NATO加盟国“ロの核威嚇のなか核抑止重要も核軍縮に取り組む”

核兵器禁止条約の2回目の締約国会議で、オブザーバーとして参加しているNATO=北大西洋条約機構の加盟国が発言し、ロシアが核による威嚇を続ける中で、現段階では核抑止力に頼らざるをえないとしながらも、条約の締約国とも対話を続け、核軍縮に取り組んでいくと強調しました。

ニューヨークの国連本部で開かれている核兵器禁止条約の第2回締約国会議では3日目の29日、オブザーバーとして参加しているNATO加盟国の一部が発言しました。

このうち、ドイツの代表は発言の冒頭、「核兵器のない安全な世界に向けた道を見つけるための、真剣で率直な議論を行いたい」と強調しました。

一方で、「あからさまに攻撃的なロシアと対じし、ドイツを含むNATO加盟国の多くにとって核抑止の重要性が高まっている」とも述べ、ロシアが核による威嚇を続ける中で、現段階では核抑止力に頼らざるをえない状況だと説明しました。

また、ノルウェーの代表は「われわれは世界の核軍縮を推進し、この分野での分断を防ぐため、すべての国と建設的な対話を求める」と述べました。

このほか、ベルギーの代表も「他の国の見解を聞くことに関心を持ち続け、互いの努力が核兵器のない世界にどのようにつながっていくのか、検討する用意がある」と述べ、条約の締約国とも対話を続け、核軍縮に取り組んでいくと強調しました。

広島 松井市長「日本はオブザーバー参加を」

核兵器禁止条約の第2回締約国会議で、29日にスピーチした広島市の松井市長と長崎市の鈴木市長がニューヨークの国連本部で記者団の取材に応じました。
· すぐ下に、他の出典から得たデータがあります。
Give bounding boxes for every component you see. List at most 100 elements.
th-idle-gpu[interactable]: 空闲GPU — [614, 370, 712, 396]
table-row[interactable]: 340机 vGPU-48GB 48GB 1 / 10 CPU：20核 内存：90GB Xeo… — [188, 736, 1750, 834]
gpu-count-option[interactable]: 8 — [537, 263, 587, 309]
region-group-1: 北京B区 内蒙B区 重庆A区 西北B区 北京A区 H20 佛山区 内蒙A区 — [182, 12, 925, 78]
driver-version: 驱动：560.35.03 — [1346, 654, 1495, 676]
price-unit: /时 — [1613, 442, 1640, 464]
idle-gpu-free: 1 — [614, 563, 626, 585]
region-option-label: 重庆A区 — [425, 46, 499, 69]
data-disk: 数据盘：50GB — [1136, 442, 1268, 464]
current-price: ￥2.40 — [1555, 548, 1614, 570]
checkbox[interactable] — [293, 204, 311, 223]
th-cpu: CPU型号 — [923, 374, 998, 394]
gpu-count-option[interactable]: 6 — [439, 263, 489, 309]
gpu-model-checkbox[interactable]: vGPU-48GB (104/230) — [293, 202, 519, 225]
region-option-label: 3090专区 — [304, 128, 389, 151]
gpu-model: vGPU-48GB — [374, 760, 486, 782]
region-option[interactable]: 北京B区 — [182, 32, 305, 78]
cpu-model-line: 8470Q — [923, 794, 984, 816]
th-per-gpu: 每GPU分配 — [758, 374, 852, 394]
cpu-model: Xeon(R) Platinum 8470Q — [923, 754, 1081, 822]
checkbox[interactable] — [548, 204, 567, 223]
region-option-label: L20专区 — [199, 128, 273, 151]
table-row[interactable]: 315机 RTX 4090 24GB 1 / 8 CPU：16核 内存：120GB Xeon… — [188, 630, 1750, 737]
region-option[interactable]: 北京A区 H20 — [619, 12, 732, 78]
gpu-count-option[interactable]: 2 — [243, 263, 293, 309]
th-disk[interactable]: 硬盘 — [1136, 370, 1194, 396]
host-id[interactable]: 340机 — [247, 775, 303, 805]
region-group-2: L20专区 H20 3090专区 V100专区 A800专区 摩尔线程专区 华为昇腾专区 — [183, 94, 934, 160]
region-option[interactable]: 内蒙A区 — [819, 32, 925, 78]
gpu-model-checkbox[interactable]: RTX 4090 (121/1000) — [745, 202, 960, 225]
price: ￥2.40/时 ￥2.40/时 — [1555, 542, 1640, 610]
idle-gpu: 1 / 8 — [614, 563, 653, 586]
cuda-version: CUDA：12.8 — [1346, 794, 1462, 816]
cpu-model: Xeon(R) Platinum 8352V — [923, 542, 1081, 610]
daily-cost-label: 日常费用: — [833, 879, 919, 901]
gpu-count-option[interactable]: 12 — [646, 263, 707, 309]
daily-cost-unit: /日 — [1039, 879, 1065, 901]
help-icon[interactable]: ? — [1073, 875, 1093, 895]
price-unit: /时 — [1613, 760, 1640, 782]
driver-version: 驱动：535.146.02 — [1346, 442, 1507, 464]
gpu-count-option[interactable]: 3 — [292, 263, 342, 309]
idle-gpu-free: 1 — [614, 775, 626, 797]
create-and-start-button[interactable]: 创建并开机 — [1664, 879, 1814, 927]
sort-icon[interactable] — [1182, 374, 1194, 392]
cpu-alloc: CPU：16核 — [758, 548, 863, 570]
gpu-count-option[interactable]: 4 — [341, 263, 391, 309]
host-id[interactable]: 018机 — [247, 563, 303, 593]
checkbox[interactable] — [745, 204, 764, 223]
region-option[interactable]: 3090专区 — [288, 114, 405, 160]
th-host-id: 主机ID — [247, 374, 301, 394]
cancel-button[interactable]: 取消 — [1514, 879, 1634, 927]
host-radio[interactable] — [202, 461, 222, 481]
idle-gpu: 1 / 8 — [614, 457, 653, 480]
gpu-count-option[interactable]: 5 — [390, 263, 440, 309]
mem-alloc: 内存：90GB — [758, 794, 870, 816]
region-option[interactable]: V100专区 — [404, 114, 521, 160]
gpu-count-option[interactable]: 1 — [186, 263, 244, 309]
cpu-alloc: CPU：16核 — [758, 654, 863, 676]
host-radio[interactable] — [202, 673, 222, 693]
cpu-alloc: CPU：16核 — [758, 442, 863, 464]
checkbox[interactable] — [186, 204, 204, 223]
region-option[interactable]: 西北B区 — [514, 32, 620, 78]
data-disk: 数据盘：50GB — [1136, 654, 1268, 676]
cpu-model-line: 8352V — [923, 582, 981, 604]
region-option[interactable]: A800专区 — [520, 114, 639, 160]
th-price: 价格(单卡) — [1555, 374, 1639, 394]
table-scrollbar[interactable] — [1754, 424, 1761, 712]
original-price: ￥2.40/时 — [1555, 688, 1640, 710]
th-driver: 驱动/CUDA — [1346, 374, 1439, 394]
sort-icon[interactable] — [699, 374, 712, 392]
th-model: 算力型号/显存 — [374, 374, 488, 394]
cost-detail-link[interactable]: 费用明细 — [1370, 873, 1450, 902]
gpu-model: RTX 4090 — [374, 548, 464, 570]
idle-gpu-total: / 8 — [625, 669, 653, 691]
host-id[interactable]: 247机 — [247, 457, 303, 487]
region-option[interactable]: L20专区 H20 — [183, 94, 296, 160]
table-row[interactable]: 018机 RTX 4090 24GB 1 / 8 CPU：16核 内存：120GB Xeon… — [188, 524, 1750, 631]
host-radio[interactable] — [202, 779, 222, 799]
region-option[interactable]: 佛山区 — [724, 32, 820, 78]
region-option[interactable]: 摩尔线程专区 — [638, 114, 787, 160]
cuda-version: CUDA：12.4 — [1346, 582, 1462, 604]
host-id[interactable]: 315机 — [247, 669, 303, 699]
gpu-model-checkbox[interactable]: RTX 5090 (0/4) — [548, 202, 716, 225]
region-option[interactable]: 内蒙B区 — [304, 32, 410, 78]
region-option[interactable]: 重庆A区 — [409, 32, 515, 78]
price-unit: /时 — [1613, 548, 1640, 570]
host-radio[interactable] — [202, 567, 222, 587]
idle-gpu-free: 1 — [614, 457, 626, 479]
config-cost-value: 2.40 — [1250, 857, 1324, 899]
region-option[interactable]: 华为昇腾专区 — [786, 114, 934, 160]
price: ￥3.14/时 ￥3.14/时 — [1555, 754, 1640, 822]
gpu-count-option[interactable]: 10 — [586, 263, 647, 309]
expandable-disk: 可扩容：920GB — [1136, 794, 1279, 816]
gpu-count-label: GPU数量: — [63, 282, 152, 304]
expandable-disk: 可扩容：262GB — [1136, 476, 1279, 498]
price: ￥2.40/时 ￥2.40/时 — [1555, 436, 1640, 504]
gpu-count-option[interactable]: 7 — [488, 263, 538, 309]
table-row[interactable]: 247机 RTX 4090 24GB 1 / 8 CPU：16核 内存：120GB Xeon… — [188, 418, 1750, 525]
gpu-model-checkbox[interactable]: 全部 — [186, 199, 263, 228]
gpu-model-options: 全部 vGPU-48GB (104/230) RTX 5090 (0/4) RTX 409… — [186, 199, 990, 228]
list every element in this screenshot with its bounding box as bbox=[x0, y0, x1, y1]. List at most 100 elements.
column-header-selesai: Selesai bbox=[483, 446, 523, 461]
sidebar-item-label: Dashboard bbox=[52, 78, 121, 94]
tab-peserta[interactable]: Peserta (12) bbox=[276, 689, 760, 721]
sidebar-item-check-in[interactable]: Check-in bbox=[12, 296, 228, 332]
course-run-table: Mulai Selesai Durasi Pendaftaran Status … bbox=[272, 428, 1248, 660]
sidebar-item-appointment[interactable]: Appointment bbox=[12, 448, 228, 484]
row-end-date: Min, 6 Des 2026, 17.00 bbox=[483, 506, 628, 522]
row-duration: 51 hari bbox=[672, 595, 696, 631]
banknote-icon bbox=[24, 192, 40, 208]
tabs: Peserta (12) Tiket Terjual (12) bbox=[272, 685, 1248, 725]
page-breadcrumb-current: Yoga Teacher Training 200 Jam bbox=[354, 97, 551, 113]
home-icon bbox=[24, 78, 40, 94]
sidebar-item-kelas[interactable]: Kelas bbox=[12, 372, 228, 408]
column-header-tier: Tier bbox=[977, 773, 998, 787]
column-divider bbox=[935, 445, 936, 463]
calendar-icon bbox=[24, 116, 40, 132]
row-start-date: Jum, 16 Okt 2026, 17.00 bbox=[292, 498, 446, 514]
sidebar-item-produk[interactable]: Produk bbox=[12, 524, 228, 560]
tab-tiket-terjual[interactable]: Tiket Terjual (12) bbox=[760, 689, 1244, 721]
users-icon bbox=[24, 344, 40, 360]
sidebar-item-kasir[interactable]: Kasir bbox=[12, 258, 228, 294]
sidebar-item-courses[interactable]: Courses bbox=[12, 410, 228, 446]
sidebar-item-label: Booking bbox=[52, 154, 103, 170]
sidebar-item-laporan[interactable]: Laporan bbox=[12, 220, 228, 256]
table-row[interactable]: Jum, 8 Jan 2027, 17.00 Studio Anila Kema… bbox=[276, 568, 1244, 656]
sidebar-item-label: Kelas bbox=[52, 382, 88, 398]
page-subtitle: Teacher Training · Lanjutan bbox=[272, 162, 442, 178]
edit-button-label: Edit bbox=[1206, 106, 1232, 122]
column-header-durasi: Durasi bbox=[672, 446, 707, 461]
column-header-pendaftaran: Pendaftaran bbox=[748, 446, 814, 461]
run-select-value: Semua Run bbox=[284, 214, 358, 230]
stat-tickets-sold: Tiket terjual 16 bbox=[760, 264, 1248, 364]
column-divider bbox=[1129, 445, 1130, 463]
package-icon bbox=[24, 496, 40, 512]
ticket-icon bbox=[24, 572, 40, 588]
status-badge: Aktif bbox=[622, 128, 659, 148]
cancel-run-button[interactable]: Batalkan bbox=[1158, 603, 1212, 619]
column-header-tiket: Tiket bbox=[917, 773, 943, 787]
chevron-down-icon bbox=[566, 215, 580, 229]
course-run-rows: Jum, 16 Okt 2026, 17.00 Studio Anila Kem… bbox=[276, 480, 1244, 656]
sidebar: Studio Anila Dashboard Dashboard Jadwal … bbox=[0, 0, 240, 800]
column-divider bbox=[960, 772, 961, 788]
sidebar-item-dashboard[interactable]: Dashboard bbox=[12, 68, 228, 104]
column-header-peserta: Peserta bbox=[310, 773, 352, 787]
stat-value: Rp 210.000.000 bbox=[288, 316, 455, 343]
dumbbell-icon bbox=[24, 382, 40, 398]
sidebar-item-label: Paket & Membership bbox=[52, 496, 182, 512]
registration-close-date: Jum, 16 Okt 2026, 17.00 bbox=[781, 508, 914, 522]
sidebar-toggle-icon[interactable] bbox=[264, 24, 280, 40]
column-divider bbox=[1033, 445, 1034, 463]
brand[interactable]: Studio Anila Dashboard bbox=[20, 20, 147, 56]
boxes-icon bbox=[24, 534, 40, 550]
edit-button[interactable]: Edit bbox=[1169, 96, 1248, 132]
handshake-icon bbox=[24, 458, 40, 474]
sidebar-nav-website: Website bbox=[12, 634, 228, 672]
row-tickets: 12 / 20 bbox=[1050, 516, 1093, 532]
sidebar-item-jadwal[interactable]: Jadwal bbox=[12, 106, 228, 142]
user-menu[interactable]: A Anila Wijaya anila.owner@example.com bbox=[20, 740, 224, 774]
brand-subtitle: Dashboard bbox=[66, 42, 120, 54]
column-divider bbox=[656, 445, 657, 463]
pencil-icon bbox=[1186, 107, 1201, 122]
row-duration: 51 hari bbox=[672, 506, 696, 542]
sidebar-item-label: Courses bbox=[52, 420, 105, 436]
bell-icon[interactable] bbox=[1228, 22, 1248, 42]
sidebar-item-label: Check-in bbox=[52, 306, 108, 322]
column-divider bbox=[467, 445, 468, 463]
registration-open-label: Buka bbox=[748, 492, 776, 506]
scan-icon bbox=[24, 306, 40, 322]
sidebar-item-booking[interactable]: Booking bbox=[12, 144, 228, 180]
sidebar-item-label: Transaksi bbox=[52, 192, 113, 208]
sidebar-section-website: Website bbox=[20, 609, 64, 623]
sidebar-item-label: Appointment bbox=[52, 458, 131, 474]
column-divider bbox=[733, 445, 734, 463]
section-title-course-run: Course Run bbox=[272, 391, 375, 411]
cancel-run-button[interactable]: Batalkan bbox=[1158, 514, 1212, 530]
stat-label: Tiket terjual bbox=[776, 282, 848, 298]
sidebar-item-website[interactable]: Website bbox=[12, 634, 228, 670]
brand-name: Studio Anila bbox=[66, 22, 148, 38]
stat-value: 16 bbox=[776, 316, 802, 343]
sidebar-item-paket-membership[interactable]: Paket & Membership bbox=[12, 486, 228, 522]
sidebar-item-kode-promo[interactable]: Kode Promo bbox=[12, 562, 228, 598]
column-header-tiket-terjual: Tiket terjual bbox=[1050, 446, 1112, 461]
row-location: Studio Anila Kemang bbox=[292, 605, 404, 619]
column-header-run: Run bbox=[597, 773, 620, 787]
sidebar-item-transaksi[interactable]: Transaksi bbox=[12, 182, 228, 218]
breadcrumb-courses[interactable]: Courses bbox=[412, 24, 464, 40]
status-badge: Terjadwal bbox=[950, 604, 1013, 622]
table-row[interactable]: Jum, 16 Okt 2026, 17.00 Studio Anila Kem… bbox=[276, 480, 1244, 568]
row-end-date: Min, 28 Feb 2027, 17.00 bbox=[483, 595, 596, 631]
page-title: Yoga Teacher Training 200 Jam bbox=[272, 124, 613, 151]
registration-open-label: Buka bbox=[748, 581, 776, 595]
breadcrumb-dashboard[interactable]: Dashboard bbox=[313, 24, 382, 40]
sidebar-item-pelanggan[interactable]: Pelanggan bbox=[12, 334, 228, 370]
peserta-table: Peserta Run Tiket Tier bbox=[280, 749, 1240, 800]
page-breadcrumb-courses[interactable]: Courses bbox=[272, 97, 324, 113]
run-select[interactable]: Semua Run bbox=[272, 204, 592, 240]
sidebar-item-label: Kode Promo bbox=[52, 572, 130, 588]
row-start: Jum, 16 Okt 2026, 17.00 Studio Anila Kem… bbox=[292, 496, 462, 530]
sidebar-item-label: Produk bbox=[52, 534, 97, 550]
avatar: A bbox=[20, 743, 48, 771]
この中で両市長は、オブザーバーとして参加しているオーストラリアの関係者と意見交換したとしたうえで、広島市の松井市長は「オーストラリアは現時点では条約を批准できないが、将来を見据えながら研究や調査を深めるためにオブザーバーとして参加したという説明だった。核保有国と非保有国の橋渡しをやって行く上で一つのやり方であることは間違いないので、日本政府には引き続き、オブザーバー参加を求めていきたい」と述べました。

長崎 鈴木市長「日本のオブザーバー参加 模索していいのでは」

また、長崎市の鈴木市長は「オーストラリアは今後、核兵器禁止条約にどういうスタンスをとっていくか、判断材料を集めるために参加しているということだった。オブザーバー参加の仕方もいろいろな形がある。各国の参加の仕方をみながら、日本は日本なりのオブザーバー参加の形を模索してもいいのではないか」と話していました。